The news recently of a 29yo woman seeking the right to have her suicide assisted by others has brought out a few odd opinions, to say the least, especially from those who purport to be Christians.
The simplistic argument (and it is simplistic), is that it is compassionate to allow the voluntary death of someone if there is no longer pleasure in their life, but only pain and suffering. Is it not our purpose as Christians to alleviate suffering?
Well… sort of. Christianity is about life. We, as ministers of Christ, are here to offer life, and life in abundance. If it is a battle between suffering and life, then we are on the side of life. However, this is not what Brittany Maynard, and others like her, face. The battle is between suffering and death. The argument is being made that death is better than suffering. But Christians who advocate this betray a deeply flawed theological view of their faith.
At the very least, the Christian must reject gnosticism – that ancient heresy that despises the body and sees the body as a prison of the soul. Unfortunately, this is a prominent view among Protestants and Evangelicals. They see the body as responsible for sin and pain and death, and to die is to finally escape the body and be a “free spirit”, so to speak. To escape is to be be at peace. But this is not Christianity. It is a damnable lie. Souls and bodies are supposed to be together – that is how God created us. To separate them, through death, is not God’s will, and a soul separated from the body that does not commune with Christ is by definition unfulfilled and in torment, a captive to its own passions, pride and selfishness, all of which can only be satiated by the body. So on this basis alone, to take one’s own life and destroy the image of God in oneself is, without the intercession of the Church, an act that eternally condemns the soul to despair. It’s better to stay alive and suffer in the body than go through that!
But this is not just about fear of what lies beyond. Nor is it even about the “redemptive power of suffering”, an offensive concept to many people, although I believe it to be true. (If you want to read a good explanation of redemptive suffering, Andrew Damick does it very well here). It is about life and hope and faith and the conquest of death and Hades that God achieved in Christ through His own suffering. It is about the image of God in us that He created in us. It is because we have this hope that we seek to persevere, as so many people in the Bible persevered through trials and suffering, and we seek to affirm and cultivate that image of the loving, suffering God in us, instead of destroying it to remove some temporal physical pain we experience.
This hope is not some scholastic, intellectual, theoretical hope.
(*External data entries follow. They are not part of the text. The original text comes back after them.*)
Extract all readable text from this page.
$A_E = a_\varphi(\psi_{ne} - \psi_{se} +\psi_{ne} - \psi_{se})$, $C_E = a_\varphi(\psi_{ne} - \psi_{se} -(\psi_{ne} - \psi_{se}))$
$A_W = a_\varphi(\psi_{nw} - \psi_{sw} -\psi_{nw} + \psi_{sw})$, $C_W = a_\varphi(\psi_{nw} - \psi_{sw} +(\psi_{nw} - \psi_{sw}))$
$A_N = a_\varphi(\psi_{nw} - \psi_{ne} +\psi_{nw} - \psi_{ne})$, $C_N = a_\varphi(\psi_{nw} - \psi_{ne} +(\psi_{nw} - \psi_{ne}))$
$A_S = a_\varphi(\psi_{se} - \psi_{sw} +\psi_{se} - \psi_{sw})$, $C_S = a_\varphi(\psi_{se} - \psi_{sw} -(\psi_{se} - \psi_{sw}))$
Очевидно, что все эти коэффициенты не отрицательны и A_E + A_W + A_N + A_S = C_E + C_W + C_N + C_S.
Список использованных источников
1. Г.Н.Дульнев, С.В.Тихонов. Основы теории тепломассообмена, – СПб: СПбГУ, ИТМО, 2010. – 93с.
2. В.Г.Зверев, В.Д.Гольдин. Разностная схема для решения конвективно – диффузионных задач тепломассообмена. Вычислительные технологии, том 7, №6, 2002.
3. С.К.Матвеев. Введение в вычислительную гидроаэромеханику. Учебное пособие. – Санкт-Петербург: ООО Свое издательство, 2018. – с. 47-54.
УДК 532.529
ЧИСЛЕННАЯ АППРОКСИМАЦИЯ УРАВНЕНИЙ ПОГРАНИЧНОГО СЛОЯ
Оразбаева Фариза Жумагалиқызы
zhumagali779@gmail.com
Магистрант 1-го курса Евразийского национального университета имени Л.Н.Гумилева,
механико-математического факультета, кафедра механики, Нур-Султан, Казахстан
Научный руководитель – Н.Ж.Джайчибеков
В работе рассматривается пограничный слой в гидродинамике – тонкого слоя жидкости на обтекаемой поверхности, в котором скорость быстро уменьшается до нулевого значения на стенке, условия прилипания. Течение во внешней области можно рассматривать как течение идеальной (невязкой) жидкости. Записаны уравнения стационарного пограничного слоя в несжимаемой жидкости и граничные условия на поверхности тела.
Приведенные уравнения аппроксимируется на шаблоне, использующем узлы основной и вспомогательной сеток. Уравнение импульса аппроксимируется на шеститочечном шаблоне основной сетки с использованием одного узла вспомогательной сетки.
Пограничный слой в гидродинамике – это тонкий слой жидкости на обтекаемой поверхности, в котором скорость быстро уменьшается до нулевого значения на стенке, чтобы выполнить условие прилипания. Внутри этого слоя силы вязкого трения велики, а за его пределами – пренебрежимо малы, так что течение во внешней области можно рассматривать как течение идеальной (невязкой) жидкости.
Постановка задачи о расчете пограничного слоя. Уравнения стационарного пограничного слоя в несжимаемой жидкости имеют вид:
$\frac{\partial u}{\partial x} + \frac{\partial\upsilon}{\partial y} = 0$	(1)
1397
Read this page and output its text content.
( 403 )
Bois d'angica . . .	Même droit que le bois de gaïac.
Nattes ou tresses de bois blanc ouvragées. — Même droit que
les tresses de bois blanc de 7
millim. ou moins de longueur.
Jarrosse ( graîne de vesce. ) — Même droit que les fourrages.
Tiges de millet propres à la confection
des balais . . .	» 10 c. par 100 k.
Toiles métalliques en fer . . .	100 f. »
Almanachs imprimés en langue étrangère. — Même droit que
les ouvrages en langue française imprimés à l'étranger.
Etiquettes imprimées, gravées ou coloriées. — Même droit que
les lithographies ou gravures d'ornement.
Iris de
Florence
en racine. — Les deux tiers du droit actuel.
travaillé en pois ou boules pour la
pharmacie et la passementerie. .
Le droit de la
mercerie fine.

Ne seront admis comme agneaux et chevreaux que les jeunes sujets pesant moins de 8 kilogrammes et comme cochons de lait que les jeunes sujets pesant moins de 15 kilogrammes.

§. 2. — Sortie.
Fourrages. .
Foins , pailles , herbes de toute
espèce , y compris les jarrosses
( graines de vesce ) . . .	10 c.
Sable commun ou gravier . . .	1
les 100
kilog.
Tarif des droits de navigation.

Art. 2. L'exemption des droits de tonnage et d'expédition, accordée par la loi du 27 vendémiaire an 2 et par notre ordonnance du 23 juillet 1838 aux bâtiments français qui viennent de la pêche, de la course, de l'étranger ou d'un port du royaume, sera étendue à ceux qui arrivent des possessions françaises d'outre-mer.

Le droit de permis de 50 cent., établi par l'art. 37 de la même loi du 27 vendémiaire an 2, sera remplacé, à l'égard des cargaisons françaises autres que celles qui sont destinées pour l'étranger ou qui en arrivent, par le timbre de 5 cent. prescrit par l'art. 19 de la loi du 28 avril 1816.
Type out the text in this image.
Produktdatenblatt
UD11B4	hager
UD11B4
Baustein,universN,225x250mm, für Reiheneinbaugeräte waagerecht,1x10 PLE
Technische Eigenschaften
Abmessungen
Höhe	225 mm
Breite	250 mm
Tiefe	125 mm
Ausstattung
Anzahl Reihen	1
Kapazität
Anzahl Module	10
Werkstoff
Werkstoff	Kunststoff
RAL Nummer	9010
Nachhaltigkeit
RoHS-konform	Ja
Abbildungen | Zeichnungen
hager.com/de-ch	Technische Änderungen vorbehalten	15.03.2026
It is an ontological hope that naturally exists within us, that struggles for life even as we seek to suppress and destroy that hope. In suffering, rather than giving in, we affirm that our life has meaning, that it has purpose, that it is valuable. We struggle for it because it is worth something. And that is where the contradiction in euthanasia lies. Suicide is the obliteration of the meaning of one’s life – the floccinaucinihilipilification of it. And yet euthanasia is sold as “death with dignity”! Well what a nonsense. Dignity implies some meaning to one’s life and death. Either your life has meaning, and you seek life, through whatever miserable crawling struggle that entails, or it has none, and you kill yourself. There is no Mr Inbetween. To seek dignity of any sort is to be on the side of life, not death. It implicitly recognises the Source of dignity – God’s image in us.
To struggle for no end is truly pitiable. But we do have an end – a great hope! our union with Christ, which we strive towards when we undergo suffering, and we run from when we subject ourselves to indignities of any kind, whether licentiousness in food, drugs, sex, money, power, or in its purest form, actively killing ourselves. This is Christianity: To struggle with Christ, to suffer with Him, to restore His image in us, to seek His dignity, and to die with dignity, despite the indignities forced on us, and especially the indignities forced on Christ. That’s where we find meaning and dignity in life. Not in destroying our body to eliminate physical pain.
I hope and pray that Ms Maynard, and all like her who suffer in pain, find their value and dignity not in death but in life, and in the Giver of Life.